What Specialist Treats Hyponatremia?

Hyponatremia is an electrolyte disorder defined by a serum sodium concentration falling below 135 milliequivalents per liter (mEq/L). Sodium is a primary determinant of fluid movement and distribution across cell membranes, playing a part in maintaining normal blood pressure, transmitting nerve impulses, and facilitating proper muscle function. This imbalance typically represents an excess of water relative to sodium, requiring prompt medical attention.

The First Step in Diagnosis

The initial detection of low sodium levels occurs in initial care settings. Patients may first present with non-specific symptoms, including a persistent headache, general fatigue, or mental confusion. These symptoms arise from the shifting of water into brain cells as the body attempts to balance the low sodium concentration, causing mild cerebral swelling.

To confirm the condition, the initial care provider will order a blood test, specifically a basic metabolic panel, which measures the concentration of serum sodium. A result below 135 mEq/L confirms the diagnosis. Further testing, such as urine sodium and osmolality checks, is necessary to determine the underlying cause and guide the specialist referral process.

Primary Specialized Management

The specialized management of hyponatremia is primarily handled by two types of physicians: the nephrologist and the endocrinologist.

Nephrologists are kidney specialists whose expertise lies in the body’s fluid and electrolyte balance. They manage cases where the body is retaining too much water due to kidney disease, heart failure, or the ineffective use of diuretics, focusing on protocols to restore the correct water-to-sodium ratio.

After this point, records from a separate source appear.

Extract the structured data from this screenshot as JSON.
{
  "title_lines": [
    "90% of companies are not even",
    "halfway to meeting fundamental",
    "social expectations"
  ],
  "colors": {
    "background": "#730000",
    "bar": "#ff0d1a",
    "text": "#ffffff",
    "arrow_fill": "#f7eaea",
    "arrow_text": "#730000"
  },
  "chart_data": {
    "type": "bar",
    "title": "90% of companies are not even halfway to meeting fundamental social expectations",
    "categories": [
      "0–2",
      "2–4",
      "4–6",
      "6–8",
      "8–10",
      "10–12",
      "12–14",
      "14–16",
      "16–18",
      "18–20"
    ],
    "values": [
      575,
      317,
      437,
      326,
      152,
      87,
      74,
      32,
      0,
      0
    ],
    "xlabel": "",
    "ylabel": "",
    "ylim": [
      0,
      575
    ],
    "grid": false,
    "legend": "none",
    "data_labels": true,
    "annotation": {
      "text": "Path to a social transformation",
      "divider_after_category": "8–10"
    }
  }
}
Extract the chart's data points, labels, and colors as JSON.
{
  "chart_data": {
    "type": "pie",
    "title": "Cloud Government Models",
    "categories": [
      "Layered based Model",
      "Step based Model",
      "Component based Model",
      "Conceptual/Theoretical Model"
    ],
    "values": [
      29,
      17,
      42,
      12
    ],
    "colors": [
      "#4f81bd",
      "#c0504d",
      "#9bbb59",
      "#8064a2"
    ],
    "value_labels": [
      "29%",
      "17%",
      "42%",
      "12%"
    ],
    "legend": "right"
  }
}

The endocrinologist specializes in hormonal disorders, which frequently cause hyponatremia. A common cause is the Syndrome of Inappropriate Antidiuretic Hormone (SIADH), where the pituitary gland releases too much vasopressin. This hormone, also known as antidiuretic hormone (ADH), causes the kidneys to retain water, leading to dilutional hyponatremia. The endocrinologist diagnoses these hormonal disruptions and prescribes treatments that target the hormone’s action to normalize the sodium level.

Consulting Specialists for Root Causes

Hyponatremia is frequently a symptom of a deeper, underlying medical condition, necessitating consultation with other specialists once the sodium level is stabilized.

Cardiologists

Cardiologists may be brought in if the patient’s hyponatremia is hypervolemic, meaning there is fluid overload, often due to congestive heart failure. In heart failure, decreased blood flow stimulates the release of ADH and the retention of water, leading to diluted sodium levels. Managing the heart failure is necessary for a long-term cure of the electrolyte imbalance.

Oncologists

Oncologists play a part when the hyponatremia is a paraneoplastic syndrome, most commonly seen with small cell lung cancer, which can secrete ADH-like substances causing SIADH. Treating the underlying malignancy is the definitive path to correcting the sodium level in these instances.

Neurologists

Neurologists may also be consulted when the hyponatremia is severe enough to cause neurological symptoms like seizures. Consultation is also needed if the underlying cause is related to brain injury or stroke, which can directly affect ADH regulation.

Methods for Correcting Sodium Imbalance

For mild, asymptomatic cases, the first-line treatment is often fluid restriction, limiting daily water intake to allow the kidneys to excrete excess fluid and concentrate the blood sodium. If the patient is hypovolemic, treatment involves administering isotonic saline intravenously to replace both water and sodium losses.

Pharmacological intervention is reserved for more severe or symptomatic cases, sometimes involving an intravenous infusion of hypertonic saline, a highly concentrated sodium solution. Critically, the rate of sodium correction must be slow and controlled to prevent Osmotic Demyelination Syndrome (ODS). Guidelines recommend increasing the serum sodium level by no more than 8 to 10 mEq/L during the first 24 hours of treatment. In some euvolemic and hypervolemic cases, medications called Vaptans, which block the action of vasopressin at the kidney, are used to promote water excretion without losing sodium.